# In Memory Stores
_____
- In-memory caches such as Memcached and Redis are key-value stores between
your application and your data storage. Since the data is held in RAM, it is
much faster than typical databases where data is stored on disk.
### Redis
- `REmote DIctionary Server = Redis`
- Redis is an open source, in-memory, NoSQL key/value store that is used
primarily as an application cache or quick-response database.
- Because it stores data in memory, rather than on a disk or solid-state drive
(SSD), it’s very reliable and highly performant.
- When an application relies on external data sources, the latency and
throughput of those sources can create a performance bottleneck, especially
as traffic increases or the application scales.
- Redis stores all data in-memory—delivering the fastest possible performance
when reading or writing data—and offers built-in replication capabilities
that let you place data physically closer to the user for the lowest latency.

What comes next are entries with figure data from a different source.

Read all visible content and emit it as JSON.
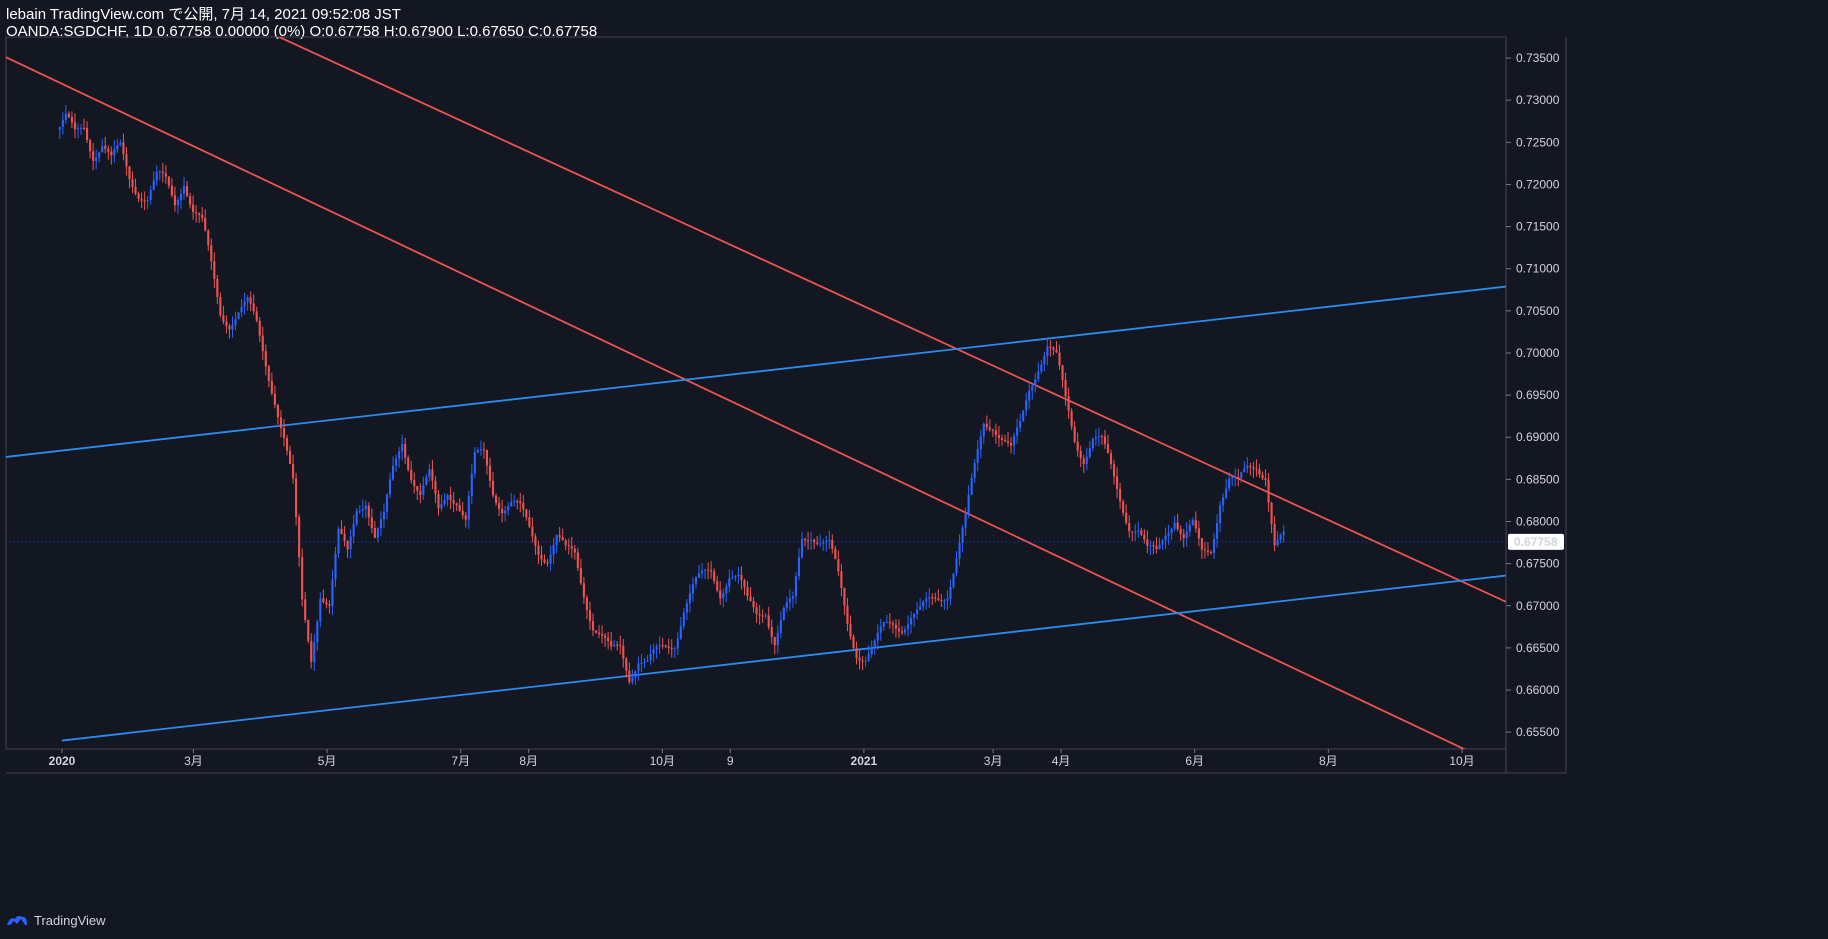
{
  "header": {
    "line1": "lebain TradingView.com で公開, 7月 14, 2021 09:52:08 JST",
    "line2": "OANDA:SGDCHF, 1D 0.67758 0.00000 (0%) O:0.67758 H:0.67900 L:0.67650 C:0.67758"
  },
  "footer": {
    "brand": "TradingView",
    "logo_icon": "tradingview-logo-icon"
  },
  "colors": {
    "background": "#131722",
    "up": "#2962ff",
    "down": "#ef5350",
    "trend_red": "#f23645",
    "trend_blue": "#2196f3",
    "axis": "#787b86",
    "price_label_bg": "#ffffff"
  },
  "chart_data": {
    "type": "candlestick",
    "symbol": "OANDA:SGDCHF",
    "interval": "1D",
    "last_price": "0.67758",
    "ylim": [
      0.653,
      0.7375
    ],
    "y_ticks": [
      "0.73500",
      "0.73000",
      "0.72500",
      "0.72000",
      "0.71500",
      "0.71000",
      "0.70500",
      "0.70000",
      "0.69500",
      "0.69000",
      "0.68500",
      "0.68000",
      "0.67500",
      "0.67000",
      "0.66500",
      "0.66000",
      "0.65500"
    ],
    "x_ticks": [
      "2020",
      "3月",
      "5月",
      "7月",
      "8月",
      "10月",
      "9",
      "2021",
      "3月",
      "4月",
      "6月",
      "8月",
      "10月"
    ],
    "series_close": [
      0.7265,
      0.7275,
      0.7255,
      0.727,
      0.724,
      0.725,
      0.7225,
      0.724,
      0.721,
      0.7195,
      0.7185,
      0.7205,
      0.72,
      0.718,
      0.721,
      0.717,
      0.715,
      0.71,
      0.705,
      0.704,
      0.705,
      0.7055,
      0.703,
      0.699,
      0.695,
      0.69,
      0.684,
      0.67,
      0.664,
      0.672,
      0.67,
      0.678,
      0.676,
      0.682,
      0.683,
      0.678,
      0.68,
      0.686,
      0.69,
      0.686,
      0.683,
      0.685,
      0.681,
      0.684,
      0.683,
      0.68,
      0.687,
      0.688,
      0.684,
      0.682,
      0.682,
      0.681,
      0.679,
      0.677,
      0.676,
      0.678,
      0.676,
      0.676,
      0.672,
      0.668,
      0.666,
      0.664,
      0.665,
      0.662,
      0.664,
      0.663,
      0.664,
      0.665,
      0.666,
      0.67,
      0.672,
      0.673,
      0.674,
      0.672,
      0.674,
      0.673,
      0.67,
      0.669,
      0.67,
      0.666,
      0.669,
      0.67,
      0.678,
      0.679,
      0.678,
      0.677,
      0.673,
      0.668,
      0.665,
      0.664,
      0.665,
      0.667,
      0.668,
      0.668,
      0.669,
      0.669,
      0.67,
      0.671,
      0.672,
      0.676,
      0.68,
      0.686,
      0.692,
      0.692,
      0.69,
      0.688,
      0.691,
      0.696,
      0.699,
      0.701,
      0.699,
      0.694,
      0.69,
      0.688,
      0.69,
      0.689,
      0.686,
      0.683,
      0.68,
      0.679,
      0.676,
      0.676,
      0.679,
      0.681,
      0.678,
      0.679,
      0.676,
      0.677,
      0.683,
      0.685,
      0.684,
      0.686,
      0.687,
      0.686,
      0.677,
      0.6776
    ],
    "trendlines": [
      {
        "color": "red",
        "from": [
          "2019-06-20",
          0.756
        ],
        "to": [
          "2021-10-10",
          0.652
        ]
      },
      {
        "color": "red",
        "from": [
          "2019-12-10",
          0.752
        ],
        "to": [
          "2021-10-25",
          0.67
        ]
      },
      {
        "color": "blue",
        "from": [
          "2019-12-01",
          0.6875
        ],
        "to": [
          "2021-10-25",
          0.708
        ]
      },
      {
        "color": "blue",
        "from": [
          "2020-01-01",
          0.654
        ],
        "to": [
          "2021-10-25",
          0.6737
        ]
      }
    ]
  }
}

- Unlike NoSQL databases such as MongoDB and PostgreSQL, Redis stores data in
the server's main memory rather than on hard disks and solid-state drives.
**Redis Cluster**
- Redis Cluster (link resides outside IBM) is a distributed implementation of
Redis that automatically splits datasets among multiple nodes.
- This supports higher performance and scalability of database deployments,
while ensuring continuous operations in the event that node subsets are
unable to communicate with the rest of the cluster.
**Redis Search**
- Query Engine and Full-Text Search over Redis
- RediSearch has a distributed cluster version that scales to billions of
documents, and hundreds of servers.
- Supports: Full-Text indexing of multiple fields in documents.

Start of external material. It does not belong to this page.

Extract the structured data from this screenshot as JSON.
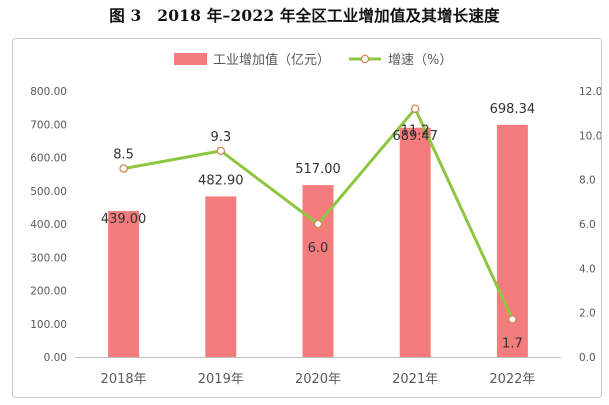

RediSearch comes with a few very basic scoring functions to evaluate document
relevance like `TFIDF`.
**TFIDF Scoring:**
- Basic TF-IDF scoring with a few extra features thrown inside:
- For each term in each result, we calculate the TF-IDF score of that term to
that document. Frequencies are weighted based on field weights that are
pre-determined, and each term's frequency is normalized by the highest term
frequency in each document.
- We multiply the total TF-IDF for the query term by the a priory document
score given on FT.ADD.
- We give a penalty to each result based on "slop" or cumulative distance
between the search terms: exact matches will get no penalty, but matches
where the search terms are distant see their score reduced significantly.
- For each 2-gram of consecutive terms, we find the minimal distance between them.
- The penalty is the square root of the sum of the distances, squared -
1/sqrt(d(t2-t1)^2 + d(t3-t2)^2 + ...).
### Cache
- **Idea:** “recently requested data is likely to be requested again”.
- A cache is like short-term memory: it has a limited amount of space, but is
typically faster than the original data source and contains the most recently
accessed items.
- Caches can exist at all levels in architecture, but are often found at the
level nearest to the front end, where they are implemented to return data
quickly without taxing downstream levels.
- Placing a cache directly on a request layer node enables the local storage of
response data.
- Each time a request is made to the service, the node will quickly return
locally cached data if it exists.
**Advantages**
- Reduce Network Calls
- Cached data stores like Redis stores Key/Value pairs.
- **Avoid Re-Calculations**
- Example: an application makes a request to find the average age of the users.
- You would have to go to the database, search all in the records and compute
the average each time! Very Expensive!
- You could compute it once and save it as a key/value pair.
- Avoid Loads on the Database
- If you have a lot of servers trying to get data from the database, could
put a heavy load on the database and slow performance.
- Could keep some data in cache to help on this.
**Disadvantages**
- Can be expensive (hardware = SSD)
- Need to maintain consistency between caches and the source of truth such as
the database through cache invalidation.
- Cache invalidation is a difficult problem, there is additional complexity
associated with when to update the cache.
- Need to make application changes such as adding `Redis` or `memcached`.
- Cache & Database Sync
**Read Through**
- For immutable operations (read):
- Client will always simply read from cache.
- Either cache hit or cache miss is transparent to the client. If it is a cache
miss, the cache should have the ability to automatically fetch from the
database.
- For mutable operations (create, update, delete):
- This strategy does not handle mutable operations.
- It should be combined with write through (or write behind) pattern.
- **Drawback:**
- Many cache layers may not support it. For example, Redis would not be able
to fetch from
- MySQL automatically (unless you write a plugin for Redis).
**Write Through**
- For immutable operations (read):
- This strategy does not handle immutable operations. It should be combined
with read through pattern.
- For mutable operations (create, update, delete):
- The client only needs to create, update or delete the entry in Redis. The
cache layer has to atomically synchronize this change to MySQL.
- **Drawback**
- First, many cache layers would not natively support this.
- Second, Redis is a cache rather than an RDBMS. It is not designed to be
resilient. Thus, changes may be lost before they are replicated to MySQL.
- Even if Redis has now supported persistence techniques such as RDB and AOF,
this approach is still not recommended.